I'm downloading a zip file from S3 in Go like so:
buff := &aws.WriteAtBuffer{}
downloader := s3manager.NewDownloader(session.New(config))
_, err := downloader.Download(buff, &input)
if err != nil {
log.Println(err)
return err
}
data := buff.Bytes()
I send 'data' to a client that's written in Python3, and need to convert this byte array back to a zip file and put it in a specified directory. I've tried this:
file_bytes = msg_obj["Params"]
try:
zf = zipfile.ZipFile(file_bytes, "r")
for fileinfo in zf.infolist():
print(zf.read(fileinfo).decode('ascii'))
except: print("Err:", sys.exc_info()[0])
But I get this error:
OSError: [Errno 36] File name too long"
I just want to 'rebuild' the zip file and save it to a directory.

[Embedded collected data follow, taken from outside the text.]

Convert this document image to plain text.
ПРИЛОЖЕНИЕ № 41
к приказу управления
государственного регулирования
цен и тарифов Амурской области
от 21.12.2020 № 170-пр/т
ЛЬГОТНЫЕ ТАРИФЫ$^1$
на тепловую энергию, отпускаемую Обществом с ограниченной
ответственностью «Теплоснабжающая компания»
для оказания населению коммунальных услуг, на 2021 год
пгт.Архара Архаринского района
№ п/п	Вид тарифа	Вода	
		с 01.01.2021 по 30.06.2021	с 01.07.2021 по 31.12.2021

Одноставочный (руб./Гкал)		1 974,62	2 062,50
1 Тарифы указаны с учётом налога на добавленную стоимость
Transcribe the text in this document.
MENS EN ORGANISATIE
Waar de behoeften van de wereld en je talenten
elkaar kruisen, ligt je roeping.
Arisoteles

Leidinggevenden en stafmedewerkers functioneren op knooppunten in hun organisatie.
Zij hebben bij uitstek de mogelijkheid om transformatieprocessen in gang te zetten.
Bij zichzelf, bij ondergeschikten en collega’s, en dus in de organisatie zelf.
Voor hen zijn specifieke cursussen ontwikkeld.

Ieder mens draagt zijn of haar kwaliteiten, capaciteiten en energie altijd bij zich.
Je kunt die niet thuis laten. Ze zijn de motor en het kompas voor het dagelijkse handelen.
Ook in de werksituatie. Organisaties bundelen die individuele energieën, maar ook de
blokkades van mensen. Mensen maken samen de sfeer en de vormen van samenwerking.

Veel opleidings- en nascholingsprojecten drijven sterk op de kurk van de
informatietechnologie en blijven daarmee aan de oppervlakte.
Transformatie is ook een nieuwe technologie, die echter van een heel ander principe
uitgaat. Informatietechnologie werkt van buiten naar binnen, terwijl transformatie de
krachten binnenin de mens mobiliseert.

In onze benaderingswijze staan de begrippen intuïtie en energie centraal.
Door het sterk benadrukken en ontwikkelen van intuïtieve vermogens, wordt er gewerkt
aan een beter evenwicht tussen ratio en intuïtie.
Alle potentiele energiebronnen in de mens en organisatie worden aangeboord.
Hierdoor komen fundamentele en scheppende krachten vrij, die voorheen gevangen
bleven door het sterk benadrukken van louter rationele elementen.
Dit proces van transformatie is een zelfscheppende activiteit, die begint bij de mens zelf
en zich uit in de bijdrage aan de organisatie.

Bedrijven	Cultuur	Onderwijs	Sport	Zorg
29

I figured out how to do this. In go, you'll want to base64 encode it (as a string).
buff := &aws.WriteAtBuffer{}
downloader := s3manager.NewDownloader(session.New(config))
_, err := downloader.Download(buff, &input)
if err != nil {
log.Println(err)
return err
}
data := b64.StdEncoding.EncodeToString(buff.Bytes())
Then in python it's as simple as this (where 'file_bytes' is the base64 encoded string):
d = base64.b64decode(file_bytes)
f = open('home/update_file', 'wb')
f.write(d)
f.close()
And bam, you have a reassembled zip file.
Read the documentation, the first parameter of ZipFile class is the file name or file object, not the Zip content.
If you want to read the ZipFile in memory without creating a real file, you'll want to wrap file_bytes using io.BytesIO.